Ms Gullery has been a key component of much of the innovation and integration in Canterbury right back to her days with the Southern Regional Health Authority (RHA) in the early 1990s, says Christchurch GP and University of Otago professor of general practice Les Toop.

“She’s got a deep understanding of how the system works in Canterbury,” says the former chair of Pegasus Health PHO. That includes being instrumental in setting up primary care-based acute demand management service that has now spread nationwide, along with Health Pathways and other innovations.

“She’s not an easy person to replace at all,” Professor Toop says.

“It’s been a very tough 10 years since the earthquakes and she has facilitated primary care, in a sense, taking a load off secondary care in a number of ways through the Canterbury Initiative and other things.”

Sad day for Canterbury

Christchurch GP Graham McGeoch says Ms Gullery’s resignation was a sad day for the Canterbury health system. It’s also sad for him personally, as she has been his boss in his role as clinical advisor to the DHB’s planning and funding division.

“I don’t think many people appreciate the depth and breadth of her influence over the Canterbury health system, and probably to a degree the New Zealand health system as well,” says Dr McGeoch.

He says in 1993, during her time at the Southern RHA, she negotiated the first budget-holding contract with the then independent practitioner association Pegasus.

She later moved to Pegasus, where she helped set up the acute demand programme in 1999-2000 and was then founding chief executive for Partnership Health PHO. In 2007, she joined the DHB as planning and funding general manager and started work on Canterbury’s integrated health agenda, says Dr McGeoch.

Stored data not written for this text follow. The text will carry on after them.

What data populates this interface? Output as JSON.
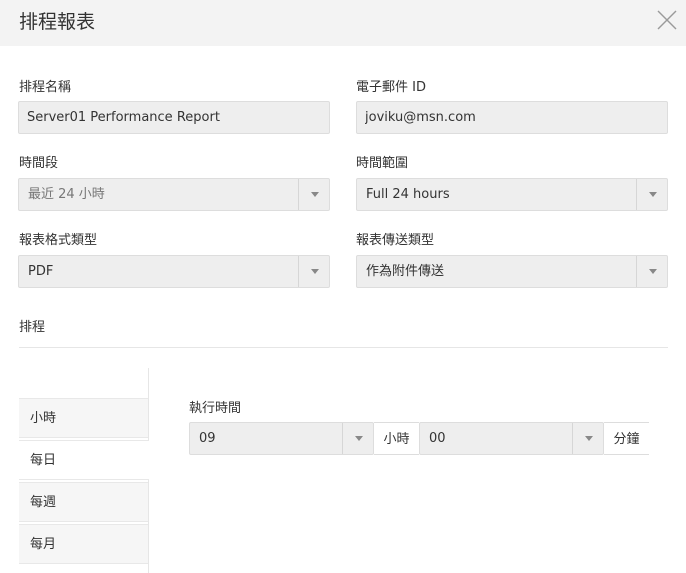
{
  "dialog": {
    "title": "排程報表"
  },
  "form": {
    "schedule_name": {
      "label": "排程名稱",
      "value": "Server01 Performance Report"
    },
    "email": {
      "label": "電子郵件 ID",
      "value": "joviku@msn.com"
    },
    "period": {
      "label": "時間段",
      "value": "最近 24 小時"
    },
    "time_range": {
      "label": "時間範圍",
      "value": "Full 24 hours"
    },
    "report_format": {
      "label": "報表格式類型",
      "value": "PDF"
    },
    "delivery_type": {
      "label": "報表傳送類型",
      "value": "作為附件傳送"
    }
  },
  "schedule": {
    "label": "排程",
    "tabs": [
      {
        "label": "小時"
      },
      {
        "label": "每日"
      },
      {
        "label": "每週"
      },
      {
        "label": "每月"
      }
    ],
    "active_tab": "每日",
    "run_time": {
      "label": "執行時間",
      "hour": "09",
      "hour_unit": "小時",
      "minute": "00",
      "minute_unit": "分鐘"
    }
  }
}
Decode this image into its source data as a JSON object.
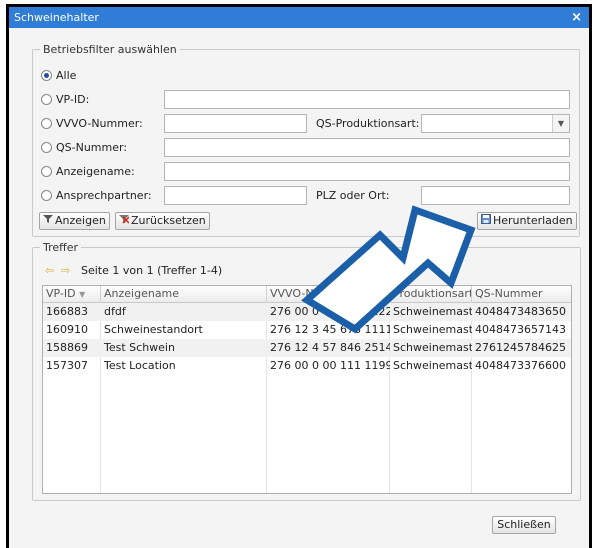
{
  "window": {
    "title": "Schweinehalter",
    "close_symbol": "×"
  },
  "filter": {
    "legend": "Betriebsfilter auswählen",
    "options": {
      "all": "Alle",
      "vp_id": "VP-ID:",
      "vvvo": "VVVO-Nummer:",
      "qs": "QS-Nummer:",
      "anzeigename": "Anzeigename:",
      "ansprechpartner": "Ansprechpartner:"
    },
    "selected": "all",
    "qs_produktionsart_label": "QS-Produktionsart:",
    "plz_label": "PLZ oder Ort:",
    "values": {
      "vp_id": "",
      "vvvo": "",
      "qs_produktionsart": "",
      "qs": "",
      "anzeigename": "",
      "ansprechpartner": "",
      "plz": ""
    }
  },
  "buttons": {
    "anzeigen": "Anzeigen",
    "zuruecksetzen": "Zurücksetzen",
    "herunterladen": "Herunterladen",
    "schliessen": "Schließen"
  },
  "results": {
    "legend": "Treffer",
    "pager_text": "Seite 1 von 1 (Treffer 1-4)",
    "columns": [
      "VP-ID",
      "Anzeigename",
      "VVVO-Nummer",
      "Produktionsart",
      "QS-Nummer"
    ],
    "rows": [
      [
        "166883",
        "dfdf",
        "276 00 0 00 111 2222",
        "Schweinemast",
        "4048473483650"
      ],
      [
        "160910",
        "Schweinestandort",
        "276 12 3 45 678 1111",
        "Schweinemast",
        "4048473657143"
      ],
      [
        "158869",
        "Test Schwein",
        "276 12 4 57 846 2514",
        "Schweinemast",
        "2761245784625"
      ],
      [
        "157307",
        "Test Location",
        "276 00 0 00 111 1199",
        "Schweinemast",
        "4048473376600"
      ]
    ]
  },
  "colors": {
    "titlebar": "#2f7dd6",
    "annotation_arrow": "#1a5fa8"
  }
}
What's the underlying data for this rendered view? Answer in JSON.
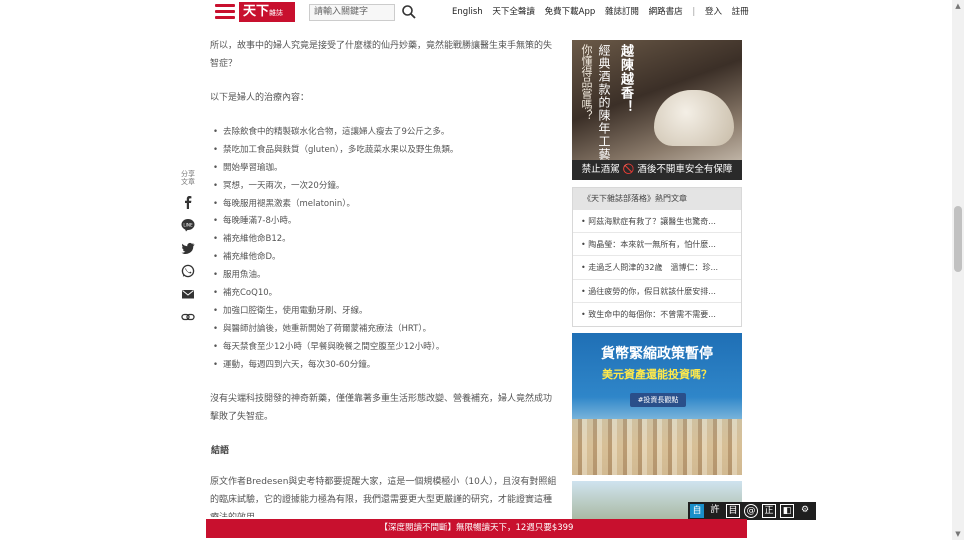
{
  "header": {
    "logo_text": "天下",
    "logo_sub": "雜誌",
    "search_placeholder": "請輸入關鍵字",
    "nav": [
      "English",
      "天下全聲讀",
      "免費下載App",
      "雜誌訂閱",
      "網路書店",
      "|",
      "登入",
      "註冊"
    ]
  },
  "article": {
    "intro": "所以，故事中的婦人究竟是接受了什麼樣的仙丹妙藥，竟然能戰勝讓醫生束手無策的失智症？",
    "treatment_intro": "以下是婦人的治療內容：",
    "treatments": [
      "去除飲食中的精製碳水化合物，這讓婦人瘦去了9公斤之多。",
      "禁吃加工食品與麩質（gluten），多吃蔬菜水果以及野生魚類。",
      "開始學習瑜珈。",
      "冥想，一天兩次，一次20分鐘。",
      "每晚服用褪黑激素（melatonin）。",
      "每晚睡滿7-8小時。",
      "補充維他命B12。",
      "補充維他命D。",
      "服用魚油。",
      "補充CoQ10。",
      "加強口腔衛生，使用電動牙刷、牙線。",
      "與醫師討論後，她重新開始了荷爾蒙補充療法（HRT）。",
      "每天禁食至少12小時（早餐與晚餐之間空腹至少12小時）。",
      "運動，每週四到六天，每次30-60分鐘。"
    ],
    "result": "沒有尖端科技開發的神奇新藥，僅僅靠著多重生活形態改變、營養補充，婦人竟然成功擊敗了失智症。",
    "conclusion_heading": "結語",
    "conclusion": "原文作者Bredesen與史考特都要提醒大家，這是一個規模極小（10人），且沒有對照組的臨床試驗，它的證據能力極為有限，我們還需要更大型更嚴謹的研究，才能證實這種療法的效用。"
  },
  "share": {
    "label": "分享文章",
    "icons": [
      "facebook-icon",
      "line-icon",
      "twitter-icon",
      "whatsapp-icon",
      "email-icon",
      "link-icon"
    ]
  },
  "sidebar": {
    "ad1": {
      "title_a": "越陳越香！",
      "title_b": "經典酒款的陳年工藝，",
      "title_c": "你懂得品嘗嗎？",
      "footer": "禁止酒駕 🚫 酒後不開車安全有保障"
    },
    "hot": {
      "heading": "《天下雜誌部落格》熱門文章",
      "items": [
        "阿茲海默症有救了？讓醫生也驚奇...",
        "陶晶瑩：本來就一無所有，怕什麼...",
        "走過乏人問津的32歲　溫博仁：珍...",
        "過往疲勞的你，假日就該什麼安排...",
        "致生命中的每個你：不曾需不需要..."
      ]
    },
    "ad2": {
      "line1": "貨幣緊縮政策暫停",
      "line2": "美元資產還能投資嗎？",
      "tag": "#投資長觀點"
    }
  },
  "toolbar": {
    "buttons": [
      "自",
      "許",
      "目",
      "@",
      "正",
      "◧",
      "⚙"
    ]
  },
  "banner": {
    "text": "【深度閱讀不間斷】無限暢讀天下，12週只要$399"
  },
  "colors": {
    "brand_red": "#c8102e",
    "ad_blue": "#1f6fb5"
  }
}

“She’s been extremely good at setting the vision and direction, but then has let clinicians and others get on and implement it.”

Dr McGeoch says this has resulted in Canterbury general practice over the past decade being funded to deliver a range of devolved hospital services including spirometry, sleep studies, as well as acute care demand.

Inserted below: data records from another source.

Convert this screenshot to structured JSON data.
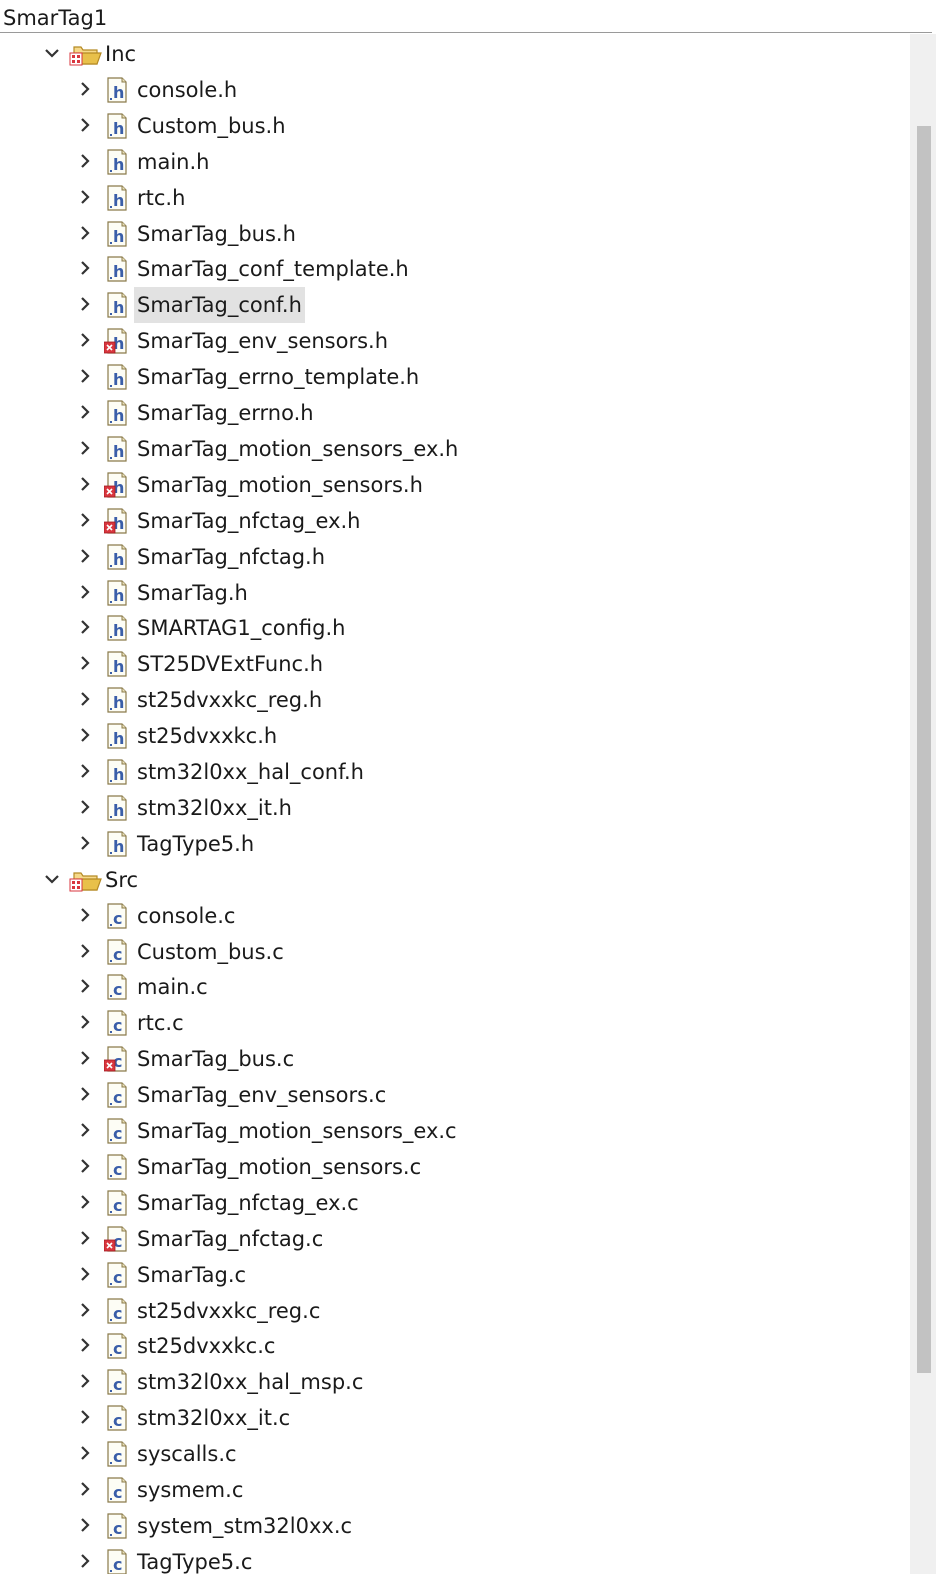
{
  "project": {
    "title": "SmarTag1"
  },
  "colors": {
    "folder": "#e8c04a",
    "header_letter": "#3a5ea8",
    "source_letter": "#3a5ea8",
    "error": "#d9363e",
    "selection": "#e2e2e2"
  },
  "icons": {
    "expanded": "chevron-down-icon",
    "collapsed": "chevron-right-icon",
    "folder": "source-folder-icon",
    "header": "c-header-file-icon",
    "source": "c-source-file-icon",
    "error_overlay": "error-overlay-icon"
  },
  "scrollbar": {
    "position_fraction": 0.06,
    "visible_fraction": 0.81
  },
  "tree": [
    {
      "label": "Inc",
      "expanded": true,
      "children": [
        {
          "label": "console.h",
          "type": "h",
          "error": false
        },
        {
          "label": "Custom_bus.h",
          "type": "h",
          "error": false
        },
        {
          "label": "main.h",
          "type": "h",
          "error": false
        },
        {
          "label": "rtc.h",
          "type": "h",
          "error": false
        },
        {
          "label": "SmarTag_bus.h",
          "type": "h",
          "error": false
        },
        {
          "label": "SmarTag_conf_template.h",
          "type": "h",
          "error": false
        },
        {
          "label": "SmarTag_conf.h",
          "type": "h",
          "error": false,
          "selected": true
        },
        {
          "label": "SmarTag_env_sensors.h",
          "type": "h",
          "error": true
        },
        {
          "label": "SmarTag_errno_template.h",
          "type": "h",
          "error": false
        },
        {
          "label": "SmarTag_errno.h",
          "type": "h",
          "error": false
        },
        {
          "label": "SmarTag_motion_sensors_ex.h",
          "type": "h",
          "error": false
        },
        {
          "label": "SmarTag_motion_sensors.h",
          "type": "h",
          "error": true
        },
        {
          "label": "SmarTag_nfctag_ex.h",
          "type": "h",
          "error": true
        },
        {
          "label": "SmarTag_nfctag.h",
          "type": "h",
          "error": false
        },
        {
          "label": "SmarTag.h",
          "type": "h",
          "error": false
        },
        {
          "label": "SMARTAG1_config.h",
          "type": "h",
          "error": false
        },
        {
          "label": "ST25DVExtFunc.h",
          "type": "h",
          "error": false
        },
        {
          "label": "st25dvxxkc_reg.h",
          "type": "h",
          "error": false
        },
        {
          "label": "st25dvxxkc.h",
          "type": "h",
          "error": false
        },
        {
          "label": "stm32l0xx_hal_conf.h",
          "type": "h",
          "error": false
        },
        {
          "label": "stm32l0xx_it.h",
          "type": "h",
          "error": false
        },
        {
          "label": "TagType5.h",
          "type": "h",
          "error": false
        }
      ]
    },
    {
      "label": "Src",
      "expanded": true,
      "children": [
        {
          "label": "console.c",
          "type": "c",
          "error": false
        },
        {
          "label": "Custom_bus.c",
          "type": "c",
          "error": false
        },
        {
          "label": "main.c",
          "type": "c",
          "error": false
        },
        {
          "label": "rtc.c",
          "type": "c",
          "error": false
        },
        {
          "label": "SmarTag_bus.c",
          "type": "c",
          "error": true
        },
        {
          "label": "SmarTag_env_sensors.c",
          "type": "c",
          "error": false
        },
        {
          "label": "SmarTag_motion_sensors_ex.c",
          "type": "c",
          "error": false
        },
        {
          "label": "SmarTag_motion_sensors.c",
          "type": "c",
          "error": false
        },
        {
          "label": "SmarTag_nfctag_ex.c",
          "type": "c",
          "error": false
        },
        {
          "label": "SmarTag_nfctag.c",
          "type": "c",
          "error": true
        },
        {
          "label": "SmarTag.c",
          "type": "c",
          "error": false
        },
        {
          "label": "st25dvxxkc_reg.c",
          "type": "c",
          "error": false
        },
        {
          "label": "st25dvxxkc.c",
          "type": "c",
          "error": false
        },
        {
          "label": "stm32l0xx_hal_msp.c",
          "type": "c",
          "error": false
        },
        {
          "label": "stm32l0xx_it.c",
          "type": "c",
          "error": false
        },
        {
          "label": "syscalls.c",
          "type": "c",
          "error": false
        },
        {
          "label": "sysmem.c",
          "type": "c",
          "error": false
        },
        {
          "label": "system_stm32l0xx.c",
          "type": "c",
          "error": false
        },
        {
          "label": "TagType5.c",
          "type": "c",
          "error": false
        }
      ]
    }
  ]
}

He believes Canterbury GPs and general practice owners have benefited from her work and she will be missed.

“She’s grown a number of good people over the years but we’re still going to miss her.”

DHB chief pays tribute

In an email to staff yesterday DHB chief executive David Meates acknowledged Ms Gullery’s “tremendous contribution to both the Canterbury and West Coast health systems”.

He wished her every success in her new role at health information technology provider Lightfoot Solutions, where she will be supporting a number of NHS systems in Wales and England.

“Carolyn has played a significant part in reshaping the way healthcare is delivered in both Canterbury and the West Coast,” says Mr Meates.

He says she also set up the first pharmacy services budget-holding contracts, changed how patients received medication to repeat dispensing, saving the country $60 million in the first year, and led the development of key policies and strategies that affected pharmaceuticals, pharmacy and general practice, including the development of BPAC and the PharmHouse.